Old and Wise
The age limit for swearing in a president and members of the Congress should be 70.
1. Seventy-year-olds do not have the stamina or stuff necessary for a 24/7 leadership job.
2. Most 70-year-olds are asleep and unable to handle critical calls that leaders receive after 9pm.
3. A study by the Duke University Medical Center shows more than a third of those 71 or older have mental problems ranging from declining faculties to dementia or Alzheimer's.
4. Many 70-year-olds need a nap after lunch to finish their work day at maximum efficiency.
5. Health problems handicap all 70-year-olds and grumpiness limits their ability to handle high-pressure situations.
6. Old men forget. They forget to quit.
7. Old men get so ego-locked they can't give the power up voluntarily. They have to be knocked off their perch.
8. I know 70-year-olds. I'm married to one.
How would my "Over 70 need not apply for president or Congress" amendment to the U. S. Constitution affect this year's election: It would have disqualified two general election candidates: John McCain, 72, Republican presidential nominee, and Jim Inhofe, 73, Oklahoma's Republican U. S. Senator.
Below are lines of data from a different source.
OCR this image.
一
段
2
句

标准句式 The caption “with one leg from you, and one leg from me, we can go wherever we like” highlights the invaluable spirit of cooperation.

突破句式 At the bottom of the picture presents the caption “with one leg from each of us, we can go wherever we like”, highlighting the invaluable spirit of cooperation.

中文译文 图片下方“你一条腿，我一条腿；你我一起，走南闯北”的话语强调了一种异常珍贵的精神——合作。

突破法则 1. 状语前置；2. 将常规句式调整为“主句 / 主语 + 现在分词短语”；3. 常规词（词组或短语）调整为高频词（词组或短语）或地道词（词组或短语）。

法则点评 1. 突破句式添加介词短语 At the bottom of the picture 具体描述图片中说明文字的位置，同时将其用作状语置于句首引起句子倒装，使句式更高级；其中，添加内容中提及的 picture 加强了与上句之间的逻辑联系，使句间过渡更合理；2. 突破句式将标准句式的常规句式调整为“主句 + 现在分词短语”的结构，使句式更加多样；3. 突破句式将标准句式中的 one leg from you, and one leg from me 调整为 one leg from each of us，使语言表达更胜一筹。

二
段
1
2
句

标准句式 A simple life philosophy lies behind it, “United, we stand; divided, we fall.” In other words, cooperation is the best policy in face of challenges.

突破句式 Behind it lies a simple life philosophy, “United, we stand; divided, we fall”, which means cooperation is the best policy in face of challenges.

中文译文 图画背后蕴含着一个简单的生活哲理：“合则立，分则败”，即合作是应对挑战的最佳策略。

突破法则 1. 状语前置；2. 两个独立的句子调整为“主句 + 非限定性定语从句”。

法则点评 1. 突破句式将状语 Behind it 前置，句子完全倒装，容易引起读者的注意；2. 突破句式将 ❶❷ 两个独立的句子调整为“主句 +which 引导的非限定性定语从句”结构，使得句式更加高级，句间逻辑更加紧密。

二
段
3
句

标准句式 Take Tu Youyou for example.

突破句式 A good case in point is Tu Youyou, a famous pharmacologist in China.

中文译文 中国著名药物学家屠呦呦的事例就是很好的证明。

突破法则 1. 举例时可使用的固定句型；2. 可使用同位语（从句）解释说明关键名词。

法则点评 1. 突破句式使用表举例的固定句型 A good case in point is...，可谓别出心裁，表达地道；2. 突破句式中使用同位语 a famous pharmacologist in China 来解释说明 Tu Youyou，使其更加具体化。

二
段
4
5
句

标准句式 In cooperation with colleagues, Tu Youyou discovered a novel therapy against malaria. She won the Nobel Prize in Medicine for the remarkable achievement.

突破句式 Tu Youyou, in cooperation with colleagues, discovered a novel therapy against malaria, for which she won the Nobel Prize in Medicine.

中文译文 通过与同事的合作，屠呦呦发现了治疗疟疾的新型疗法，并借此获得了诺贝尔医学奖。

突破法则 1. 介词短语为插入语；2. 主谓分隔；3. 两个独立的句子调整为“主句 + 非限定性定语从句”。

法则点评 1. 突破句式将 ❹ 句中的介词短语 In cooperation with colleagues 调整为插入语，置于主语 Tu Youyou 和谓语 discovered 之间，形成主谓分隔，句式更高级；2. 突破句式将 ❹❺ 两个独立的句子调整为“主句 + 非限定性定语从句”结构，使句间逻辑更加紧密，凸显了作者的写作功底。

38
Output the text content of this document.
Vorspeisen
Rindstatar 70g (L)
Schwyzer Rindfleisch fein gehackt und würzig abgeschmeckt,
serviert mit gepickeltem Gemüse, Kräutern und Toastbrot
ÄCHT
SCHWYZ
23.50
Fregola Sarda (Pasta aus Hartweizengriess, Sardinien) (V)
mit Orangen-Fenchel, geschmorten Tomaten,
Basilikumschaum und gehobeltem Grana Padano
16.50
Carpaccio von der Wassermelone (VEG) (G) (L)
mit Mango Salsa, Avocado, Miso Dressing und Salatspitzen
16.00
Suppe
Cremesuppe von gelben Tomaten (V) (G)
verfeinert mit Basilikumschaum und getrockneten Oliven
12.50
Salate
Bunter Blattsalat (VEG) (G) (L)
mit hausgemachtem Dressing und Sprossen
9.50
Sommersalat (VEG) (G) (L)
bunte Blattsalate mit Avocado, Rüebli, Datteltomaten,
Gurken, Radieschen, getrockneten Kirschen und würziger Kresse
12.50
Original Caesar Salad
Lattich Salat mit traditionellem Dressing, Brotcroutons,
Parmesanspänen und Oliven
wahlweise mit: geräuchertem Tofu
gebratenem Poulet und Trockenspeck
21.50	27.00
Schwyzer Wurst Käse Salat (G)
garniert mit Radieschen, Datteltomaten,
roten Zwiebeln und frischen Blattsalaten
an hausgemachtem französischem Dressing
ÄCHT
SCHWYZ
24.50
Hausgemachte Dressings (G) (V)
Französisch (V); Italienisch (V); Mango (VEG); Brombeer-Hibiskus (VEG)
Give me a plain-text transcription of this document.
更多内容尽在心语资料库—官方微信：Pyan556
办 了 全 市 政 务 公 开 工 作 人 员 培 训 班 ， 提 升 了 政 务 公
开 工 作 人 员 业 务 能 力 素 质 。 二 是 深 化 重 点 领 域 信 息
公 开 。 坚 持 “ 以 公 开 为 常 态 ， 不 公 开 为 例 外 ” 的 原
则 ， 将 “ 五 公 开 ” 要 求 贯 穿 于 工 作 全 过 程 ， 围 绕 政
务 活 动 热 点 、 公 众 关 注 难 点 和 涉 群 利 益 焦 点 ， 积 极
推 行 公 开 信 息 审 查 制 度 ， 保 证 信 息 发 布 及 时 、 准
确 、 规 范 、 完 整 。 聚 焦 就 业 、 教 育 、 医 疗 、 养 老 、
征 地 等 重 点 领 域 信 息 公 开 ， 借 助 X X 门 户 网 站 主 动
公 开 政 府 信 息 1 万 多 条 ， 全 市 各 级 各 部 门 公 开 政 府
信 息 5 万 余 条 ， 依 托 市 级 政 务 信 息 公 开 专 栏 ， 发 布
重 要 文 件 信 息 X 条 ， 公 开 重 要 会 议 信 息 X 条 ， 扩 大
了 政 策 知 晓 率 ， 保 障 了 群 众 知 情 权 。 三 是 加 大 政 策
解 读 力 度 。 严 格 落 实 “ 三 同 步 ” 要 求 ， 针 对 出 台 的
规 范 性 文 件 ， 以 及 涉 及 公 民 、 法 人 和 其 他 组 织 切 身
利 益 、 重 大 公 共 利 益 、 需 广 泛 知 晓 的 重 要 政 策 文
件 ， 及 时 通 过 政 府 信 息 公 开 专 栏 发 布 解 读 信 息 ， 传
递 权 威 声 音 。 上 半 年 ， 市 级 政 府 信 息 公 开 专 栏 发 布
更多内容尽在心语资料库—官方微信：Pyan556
These old geezers should be devoting their time to being glowworms for their grandkids.
Our supply of president, senator, and congressperson wannabes is plentiful, but grandpas are endangered species.
Virginia Blue Jeans Jenner
With the pervasive news coverage of America's financial turmoil, our children may have questions about what is going on in our economy. Many adults have a difficult time understanding--much less explaining in an age-appropriate way to a child--what is going on in our government and in our financial markets.
America can, and must, do a better job of educating our kids about effective money management, not only so they can avoid the financial pitfalls into which so many adults have fallen, but because our kids will someday run our businesses, our government, and our financial institutions.
How can young people get the financial knowledge that they so desperately need? Fortunately, there are organizations who are answering the call to educate the next generation of consumers about how to effectively manage their money.
Junior Achievement is one such organization, working closely with the business and education communities to deliver programs that teach K-12 students age-appropriate, hands-on lessons about how to be financially literate. After participating in Junior Achievement programs, students see the important connections between education, career, salary and desired lifestyle.
I encourage businesses to support organizations such as Junior Achievement, which currently reaches more than four million K-12 students in the United States annually. Locally, Junior Achievement of Eastern Oklahoma Inc., founded in 1966, is one of the strongest and fastest-growing JA chapters in the country. During the 2007-2008 school year, we served 35,000 students. 56 percent of the students we serve come from lower economic income families. For many students, JA is the first time they give serious consideration to what career or job they would enjoy and how their skills and education play an important role in their future.
David L. Cleveland
Chairman of the Board
Junior Achievement of Eastern Oklahoma, Inc.
Communication Graphics, President
(In response to Isaac Farley's column, "Save with Fear" in the Oct. 16-22, 2008, issue of Urban Tulsa Weekly)
I have read Urban Tulsa for a few years now and it's amazing that its free; that's how I can read so please don't change that.
Please consider finishing this letter based on heart felt feelings that this particular article sparked in me "Save With Fears". I do want to sway away for a minute from getting your attention and say that I really enjoy your writing skills and the "issues you touch."
Back to the point, the article "Save With Fears" really put a spark in my heart, not a good one. My main point is the facts you gave about the "Nightmare" public event. I call it that because I really don't know how to put this event in words. As you described "Maybe Guts Has A Problem With Consumption Of Pork."
Initial thought: "DIGUSTING." I didn't grow up with any particular religion, but still looked for what I like to call "Reason for being." I did try religious camps with friends and found that it angered me more than enlighten me. Therefore, I know belief in my own God. I call him Kristies' God. Meaning I believe in science and feeling that urge for my "Reason for Being." Moving to the bible belt, or potential "buckle" of the states. I became more enraged at the manipulation of these so called Savers.My initial upsetness of this particular scene of "Nightmare", is that abortion is a women's right. And the fact that Religion has to be a factor at all in this thought process, is an invasion of every Americans dream. "CORE BELIEFS" which is installed in us at the earliest age is what makes us who we are today.
In full, I really just want you to know that I appreciate your opinion and writing. And that this particular subject really hit home. Keep up the good work.